>>106681424
They ran out of money or whatnot. It's quite telling looking at the ancestry chart at https://www.neta.art/blog/neta_lumina/ and their FAQ response.
>Why did we choose to continue training from AES-1-e100 instead of RAW’-e7?
>We believe that adopting a training curriculum that alternates between large and small datasets (a “large-small-large-small” strategy) yields better overall model performance.
>Switching to AES-1 let us complete the final “large-small” stages and ship the best trade-off we could (stability, looks, short-prompt performance).

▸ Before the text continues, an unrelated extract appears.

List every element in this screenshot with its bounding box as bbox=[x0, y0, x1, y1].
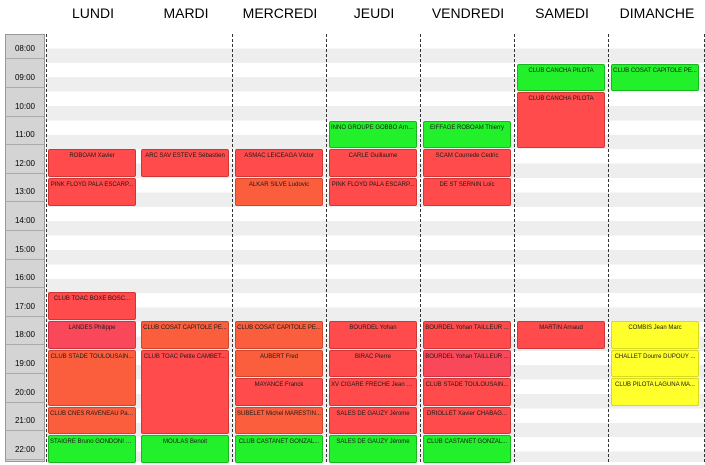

>If you are interested in training with more abundant GPU resources, RAW’-e7 checkpoint is a strong raw starting point.
I really also take issue with the fact that 1.) The Lumina folks didn't open source their captioning software and 2.) Neta Lumina didn't even try and replicate that captioning structure and instead decided to implement their own without the structure that was used in the base model.
{
"gemini_caption_v10": {
"master_player_detailed_caption_en": "",
"compress_nl_en": "",
"Tag_mix_sentence_en": "",
"Medium_caption_en": "",
"short_summary": "",
"designer_caption_en": "",
"structured_summary_en": "",
"midjourney_style_summary_en": "",
"chinese_translation": "",
"midjourney_style_summary_zh": "",
"designer_caption_ja": ""
}
},
"wd_tagger": "",
"wd_tagger_metadata": {
"character": [""],
"series": [""],
"artist": [""],
"rating_tag": [""],
"quality_tag": [""]
}
}
Like yeah, no shit, half of the training time was used on the model trying to reconcile your new structured captioning with the base model's trained captions. Minimal changes would've been just adding a ja version of the long, medium, short and tag and then put in booru tagging in all languages inside those 4 prompts. Instead, you throw another 4 captions at the EN side and make the Chinese and Japanese sides inadequate and add in booru tags unnaturally.